Trevor Malloch QSM

Personal information
- Full name: Trevor Stuart Malloch
- Born: 2 December 1928 Wellington, New Zealand
- Died: 5 November 2020 (aged 91) Feilding, New Zealand
- Batting: Right-handed
- Bowling: Right-arm fast-medium

Domestic team information
- 1953/54: Wellington

Career statistics
| Competition | First-class |
| Matches | 2 |
| Runs scored | 19 |
| Batting average | 9.50 |
| 100s/50s | 0/0 |
| Top score | 12 |
| Balls bowled | 432 |
| Wickets | 6 |
| Bowling average | 30.33 |
| 5 wickets in innings | 0 |
| 10 wickets in match | 0 |
| Best bowling | 2/59 |
| Catches/stumpings | 1/0 |
- Source: Cricinfo, 5 November 2020

= Trevor Malloch =

New Zealand cricketer (1928–2020)

Trevor Stuart Malloch (2 December 1928 – 2 November 2020) was a New Zealand cricketer. He played in two first-class matches for Wellington in 1953/54.

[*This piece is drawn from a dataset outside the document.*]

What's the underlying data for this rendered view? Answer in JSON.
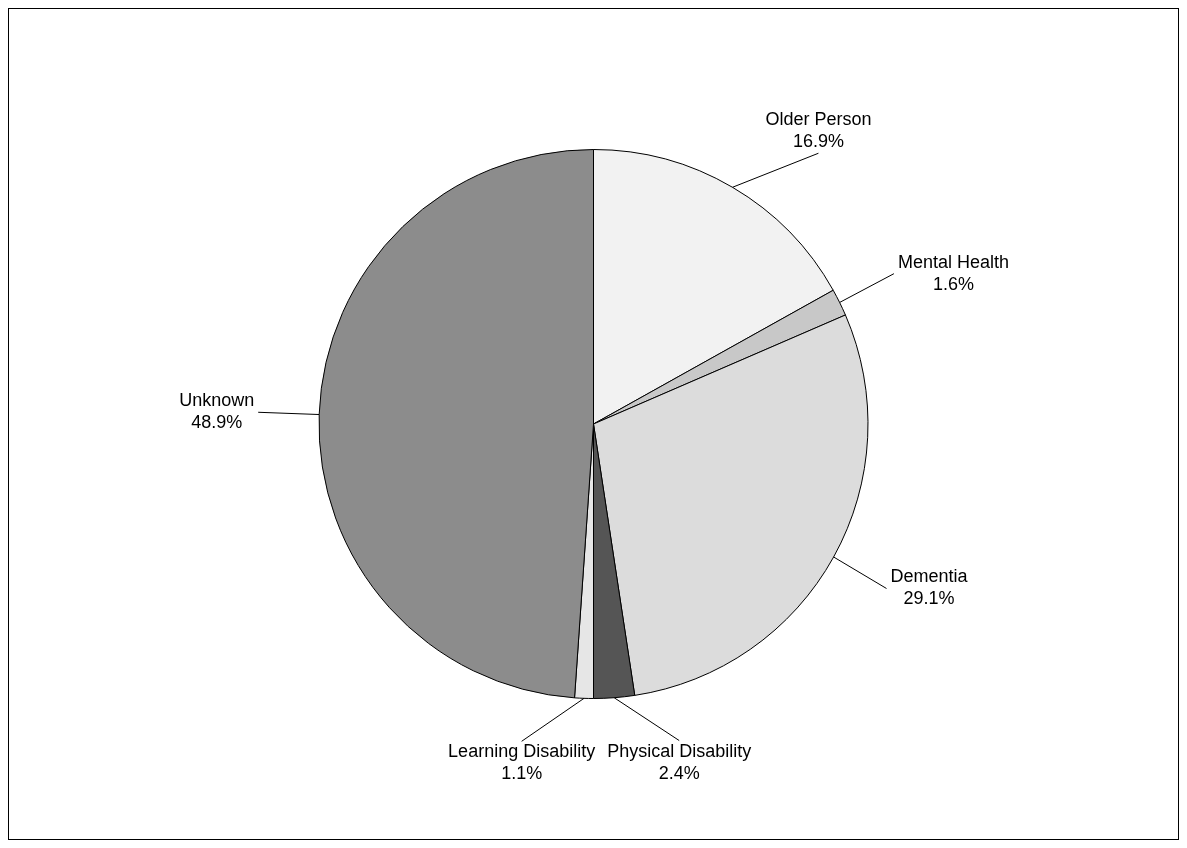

As a golfer, Malloch won the Manawatū Golf Club championship, and he was awarded life membership of the New Zealand Golf Association and the New Zealand Sports Turf Institute. He was also active in local community affairs, and served as chair of the Central Energy Trust and the Palmerston North Hospital Board. In the 2004 Queen's Birthday Honours, he was awarded the Queen's Service Medal for public services.

Malloch died in Feilding on 2 November 2020, at the age of 91, and was the oldest player for Wellington at the time of his death.